Differential DNA Replication in Development

Specific tissues in plants and animals, including humans, increase their genomic DNA content by becoming polyploid or polytene. Most Drosophila tissues become polytene as part of their differentiation program. In addition to these genome-wide increases in DNA content, we investigated whether differential DNA replication changes the copy number of specific genes. Increased copy number of genomic intervals is prevalent in cancer cells, yet the primary events causing gene amplification are unknown. We explored whether differential DNA replication leading to amplified or underreplicated genes occurs during development by performing Comparative Genome Hybridization (CGH) on tiled microarrays of genomic DNA isolated from differentiated polyploid or polytene Drosophila tissues versus embryos. We found genomic regions that are amplified as well as others that are underreplicated in specific tissues, and these changes in gene copy number correlate with whether the genes are highly expressed or not expressed, respectively.

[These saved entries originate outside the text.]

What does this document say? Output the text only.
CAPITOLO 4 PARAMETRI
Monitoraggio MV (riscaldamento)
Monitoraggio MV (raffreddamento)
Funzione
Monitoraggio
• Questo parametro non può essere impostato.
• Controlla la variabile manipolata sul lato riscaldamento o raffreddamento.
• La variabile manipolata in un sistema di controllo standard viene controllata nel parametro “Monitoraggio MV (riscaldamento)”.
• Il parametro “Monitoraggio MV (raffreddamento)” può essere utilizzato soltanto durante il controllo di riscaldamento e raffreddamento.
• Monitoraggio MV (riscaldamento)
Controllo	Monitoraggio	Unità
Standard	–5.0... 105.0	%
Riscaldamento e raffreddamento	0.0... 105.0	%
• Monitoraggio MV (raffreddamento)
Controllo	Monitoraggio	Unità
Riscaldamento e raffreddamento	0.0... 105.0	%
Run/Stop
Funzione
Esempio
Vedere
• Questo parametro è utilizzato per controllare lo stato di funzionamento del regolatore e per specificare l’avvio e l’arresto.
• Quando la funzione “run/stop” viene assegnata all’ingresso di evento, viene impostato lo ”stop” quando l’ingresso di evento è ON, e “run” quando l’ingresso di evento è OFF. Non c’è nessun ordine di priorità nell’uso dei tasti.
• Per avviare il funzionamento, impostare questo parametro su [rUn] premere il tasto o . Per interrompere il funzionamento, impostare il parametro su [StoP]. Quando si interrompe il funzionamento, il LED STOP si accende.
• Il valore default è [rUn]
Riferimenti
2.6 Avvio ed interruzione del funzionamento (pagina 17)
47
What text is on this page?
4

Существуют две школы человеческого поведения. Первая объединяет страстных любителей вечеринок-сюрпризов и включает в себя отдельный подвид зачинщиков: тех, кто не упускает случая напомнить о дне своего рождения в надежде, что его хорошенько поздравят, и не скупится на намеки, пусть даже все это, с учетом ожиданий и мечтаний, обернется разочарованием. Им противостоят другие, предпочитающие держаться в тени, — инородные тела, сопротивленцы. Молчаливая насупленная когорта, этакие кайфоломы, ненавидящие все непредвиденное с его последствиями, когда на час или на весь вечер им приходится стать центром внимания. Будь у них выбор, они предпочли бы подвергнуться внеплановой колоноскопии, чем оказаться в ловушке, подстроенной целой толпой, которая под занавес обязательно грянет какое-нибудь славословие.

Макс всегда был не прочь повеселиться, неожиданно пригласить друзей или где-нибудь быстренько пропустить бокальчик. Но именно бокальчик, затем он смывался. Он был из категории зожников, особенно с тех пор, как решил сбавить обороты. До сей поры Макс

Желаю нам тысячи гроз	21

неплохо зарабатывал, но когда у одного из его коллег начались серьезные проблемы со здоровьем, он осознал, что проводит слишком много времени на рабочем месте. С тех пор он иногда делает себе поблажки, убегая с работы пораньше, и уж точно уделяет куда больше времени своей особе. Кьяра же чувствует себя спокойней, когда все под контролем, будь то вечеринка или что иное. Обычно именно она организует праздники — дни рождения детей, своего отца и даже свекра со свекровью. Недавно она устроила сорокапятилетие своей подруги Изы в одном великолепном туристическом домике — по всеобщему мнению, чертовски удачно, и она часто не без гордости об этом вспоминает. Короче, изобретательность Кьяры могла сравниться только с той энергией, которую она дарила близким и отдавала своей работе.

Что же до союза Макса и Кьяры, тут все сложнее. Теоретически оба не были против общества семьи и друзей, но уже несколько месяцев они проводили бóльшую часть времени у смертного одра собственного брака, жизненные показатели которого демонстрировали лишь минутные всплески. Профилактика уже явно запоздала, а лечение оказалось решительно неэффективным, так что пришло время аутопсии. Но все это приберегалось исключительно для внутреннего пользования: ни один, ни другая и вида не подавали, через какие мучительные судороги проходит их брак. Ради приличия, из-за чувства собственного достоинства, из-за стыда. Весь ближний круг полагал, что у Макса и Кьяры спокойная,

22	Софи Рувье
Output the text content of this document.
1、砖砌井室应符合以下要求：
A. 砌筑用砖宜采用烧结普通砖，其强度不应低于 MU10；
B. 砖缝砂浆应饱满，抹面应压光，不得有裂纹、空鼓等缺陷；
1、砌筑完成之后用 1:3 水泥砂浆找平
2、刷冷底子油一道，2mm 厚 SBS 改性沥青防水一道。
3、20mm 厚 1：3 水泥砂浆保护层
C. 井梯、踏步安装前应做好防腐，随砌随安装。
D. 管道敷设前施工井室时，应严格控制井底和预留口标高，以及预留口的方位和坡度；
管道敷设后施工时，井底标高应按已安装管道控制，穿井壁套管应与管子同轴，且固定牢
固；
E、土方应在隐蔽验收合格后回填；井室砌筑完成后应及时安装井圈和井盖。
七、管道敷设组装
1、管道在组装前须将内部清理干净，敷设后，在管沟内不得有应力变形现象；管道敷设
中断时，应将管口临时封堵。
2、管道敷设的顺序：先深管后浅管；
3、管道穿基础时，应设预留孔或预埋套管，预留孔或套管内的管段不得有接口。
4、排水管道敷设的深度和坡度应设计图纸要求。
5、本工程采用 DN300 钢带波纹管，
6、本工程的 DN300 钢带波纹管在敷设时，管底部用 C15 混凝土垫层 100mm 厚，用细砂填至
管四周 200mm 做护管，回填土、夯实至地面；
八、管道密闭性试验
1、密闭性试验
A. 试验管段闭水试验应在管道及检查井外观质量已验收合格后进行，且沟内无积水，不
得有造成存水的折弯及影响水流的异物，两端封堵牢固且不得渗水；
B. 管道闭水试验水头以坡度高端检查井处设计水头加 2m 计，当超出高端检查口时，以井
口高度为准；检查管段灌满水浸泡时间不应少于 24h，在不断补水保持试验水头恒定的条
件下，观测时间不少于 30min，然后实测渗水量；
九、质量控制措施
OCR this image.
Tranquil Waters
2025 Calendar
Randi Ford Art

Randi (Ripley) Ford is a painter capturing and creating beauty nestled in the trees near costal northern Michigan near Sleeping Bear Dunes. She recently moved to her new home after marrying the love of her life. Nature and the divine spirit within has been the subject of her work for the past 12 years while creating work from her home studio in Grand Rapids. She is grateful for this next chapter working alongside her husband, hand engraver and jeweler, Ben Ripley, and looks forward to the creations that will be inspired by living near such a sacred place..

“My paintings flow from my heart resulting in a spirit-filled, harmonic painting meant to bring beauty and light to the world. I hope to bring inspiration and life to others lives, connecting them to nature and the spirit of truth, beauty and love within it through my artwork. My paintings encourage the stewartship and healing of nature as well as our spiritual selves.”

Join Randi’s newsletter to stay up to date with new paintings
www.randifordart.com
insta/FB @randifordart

We are using these differentially replicated domains as models to define metazoan DNA replication origins and to elucidate how they are activated or repressed. In the ovarian follicle cells six genomic regions undergo amplification with precise developmental control of when and how many times each origin fires. We have identified two new metazoan DNA replication origins from these amplicons. Several distinct regulatory mechanisms are used to control initiation at the amplicons. One amplicon contains a replication enhancer that activates an adjacent origin, in part by recruiting the Origin Recognition Complex (ORC). Initiation is controlled by the Rb/E2F and Myb transcription factors via direct interaction with ORC at the replication enhancer. The origin of a second amplicon is activated by transcription, which is necessary for loading the essential MCM replicative helicase. Initiation at a third amplicon is independent both of transcription and ORC. This diversity of control mechanisms suggests that in mammalian cells multiple regulatory mechanisms also exist and that their failure may lead to gene amplification in cancer cells.

We also are exploiting the follicle cell amplicons to decipher the control of replication fork movement in metazoans. We identified mutants with increased rates of fork elongation at these amplicons. One of these is a missense mutation in cyclin E, uncovering a previously unrecognized regulatory role at the replication fork. These mutants additionally lead to ectopic sites of gene amplification, identifying genomic regions vulnerable to repeated rounds of replication initiation.